The Backyardiganscame highly recommended, and I was impressed with its lack of stupid kid-friendly tropes, as well as its seamlessly integrated educational aspects. Once I got past the digital animation -- while cool, I'm still a purist -- I approved moreso, since each daily plot subverts the idea of television: four to five characters leave their houses to imagine a different crazy adventure.
The music, though, sold me for good: watch an episode, and then you can't go back to the hack electro trappings of Dora etc. I wasn't surprised to see the music is all done by Evan Lurie, pianist and soundtrack composer and former Lounge Lizard, brother of John Lurie. Unless I have the wrong Evan Lurie.
But I doubt it. An episode imagining a search for a hidden surfing beach features afro-pop music ("Cruise cruise, cruising the dunes" with horns and a complex beat), beautifully played and sung, with melodies far above what a children's show deserves, equal to the true compositions that graced sesame street in it's heyday. An episode about out space police and rogue robots? Bluegrass. An episode about secret agents in a museum? Cuban son.

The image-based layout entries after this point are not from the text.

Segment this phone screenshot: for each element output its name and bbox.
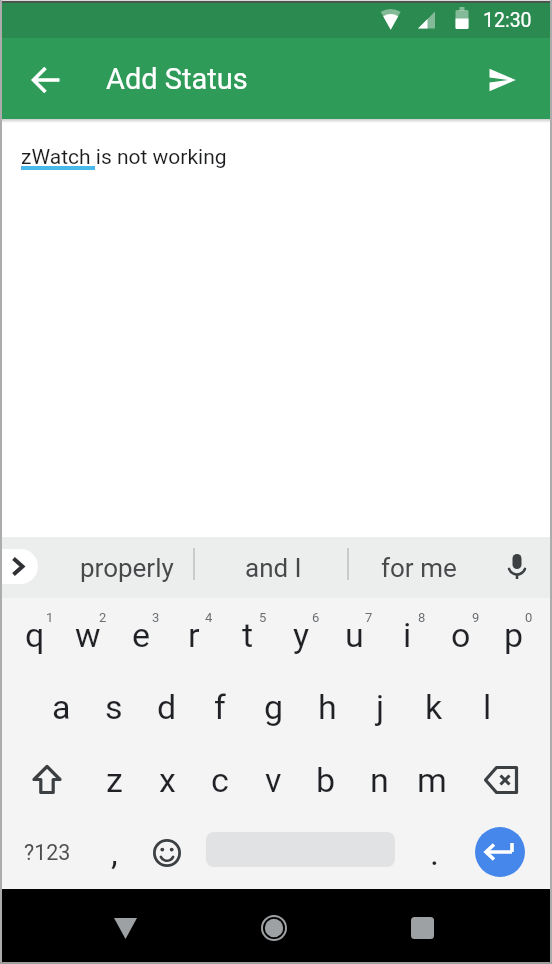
button[interactable]: u <box>328 598 380 671</box>
button[interactable]: for me <box>359 537 479 598</box>
button[interactable]: e <box>115 598 167 671</box>
button[interactable]: d <box>141 671 193 743</box>
staticText: , <box>111 833 118 873</box>
staticText: k <box>425 687 443 727</box>
staticText: 7 <box>365 610 373 625</box>
button[interactable]: and I <box>213 537 333 598</box>
staticText: . <box>430 833 439 873</box>
button[interactable]: j <box>354 671 406 743</box>
staticText: l <box>483 687 492 727</box>
button[interactable]: b <box>300 743 352 816</box>
button[interactable] <box>146 832 188 874</box>
button[interactable] <box>252 906 296 950</box>
staticText: o <box>451 615 471 655</box>
button[interactable] <box>500 548 534 586</box>
staticText: s <box>105 687 123 727</box>
staticText: i <box>403 615 412 655</box>
staticText: b <box>316 760 336 800</box>
button[interactable]: r <box>168 598 220 671</box>
button[interactable]: c <box>194 743 246 816</box>
staticText: Add Status <box>106 62 248 96</box>
staticText: 8 <box>418 610 426 625</box>
button[interactable] <box>18 750 76 810</box>
staticText: 9 <box>472 610 480 625</box>
button[interactable]: g <box>248 671 300 743</box>
button[interactable] <box>480 58 524 102</box>
staticText: ?123 <box>24 840 71 865</box>
button[interactable]: y <box>275 598 327 671</box>
staticText: z <box>106 760 123 800</box>
staticText: u <box>345 615 364 655</box>
button[interactable] <box>0 549 38 584</box>
staticText: 4 <box>205 610 213 625</box>
staticText: 1 <box>46 610 54 625</box>
button[interactable] <box>475 827 525 877</box>
staticText: y <box>293 615 310 655</box>
staticText: a <box>52 687 71 727</box>
staticText: 6 <box>312 610 320 625</box>
button[interactable]: , <box>88 816 140 889</box>
staticText: e <box>132 615 151 655</box>
staticText: 0 <box>525 610 533 625</box>
staticText: t <box>242 615 254 655</box>
button[interactable]: n <box>353 743 405 816</box>
button[interactable]: l <box>461 671 513 743</box>
button[interactable]: x <box>141 743 193 816</box>
staticText: 2 <box>99 610 107 625</box>
button[interactable] <box>472 750 532 810</box>
staticText: properly <box>80 553 174 583</box>
button[interactable]: p <box>488 598 540 671</box>
staticText: w <box>75 615 101 655</box>
button[interactable] <box>103 906 147 950</box>
staticText: x <box>159 760 176 800</box>
staticText: 3 <box>152 610 160 625</box>
staticText: p <box>504 615 524 655</box>
button[interactable]: q <box>9 598 61 671</box>
staticText: r <box>188 615 200 655</box>
staticText: for me <box>381 553 457 583</box>
button[interactable]: v <box>247 743 299 816</box>
button[interactable]: . <box>408 816 460 889</box>
staticText: d <box>157 687 177 727</box>
staticText: m <box>417 760 447 800</box>
button[interactable]: s <box>88 671 140 743</box>
button[interactable]: k <box>408 671 460 743</box>
staticText: and I <box>245 553 302 583</box>
button[interactable]: a <box>35 671 87 743</box>
staticText: 12:30 <box>483 9 532 32</box>
button[interactable]: ?123 <box>17 816 77 889</box>
staticText: n <box>370 760 389 800</box>
staticText: j <box>376 687 385 727</box>
button[interactable]: w <box>62 598 114 671</box>
button[interactable] <box>24 58 68 102</box>
button[interactable]: f <box>194 671 246 743</box>
staticText: f <box>214 687 226 727</box>
button[interactable]: h <box>301 671 353 743</box>
staticText: g <box>264 687 284 727</box>
staticText: v <box>265 760 282 800</box>
button[interactable]: o <box>435 598 487 671</box>
staticText: q <box>25 615 45 655</box>
button[interactable]: z <box>88 743 140 816</box>
staticText: zWatch is not working <box>21 145 227 170</box>
staticText: 5 <box>259 610 267 625</box>
button[interactable]: i <box>381 598 433 671</box>
staticText: h <box>318 687 337 727</box>
staticText: c <box>211 760 229 800</box>
button[interactable]: t <box>222 598 274 671</box>
button[interactable] <box>400 906 444 950</box>
button[interactable]: properly <box>66 537 187 598</box>
button[interactable]: m <box>406 743 458 816</box>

*unlike Dora, or anything else
So of course I went back and dug up my Lounge Lizards cds and vinyl. I'm not including the vinyl, which is mostly their early, Arto Lindsay-involved jazz-skronk. And not all of this involves Evan, maybe only the No Pain For Cakes and Voice of Chunk albums, but those are the best. I've added, for fun, some Lurie soundtrack music (Manny and Lo and African Swim) and notably music from John Lurie's magnificent Fishing with John TV series, these tracks below including music from the episode where he takes an uncomfortable but hilarious Tom Waits fishing in Puerto Rico, I believe. Waits puts a fish down his pants. "River of Men" and "World of Adventure" feature real audio of Waits singing in a rowboat. "Shark Drive" is an in-studio track for an episode where Lurie takes an even more uncomfortable Jim Jarmusch shark fishing off Montauk.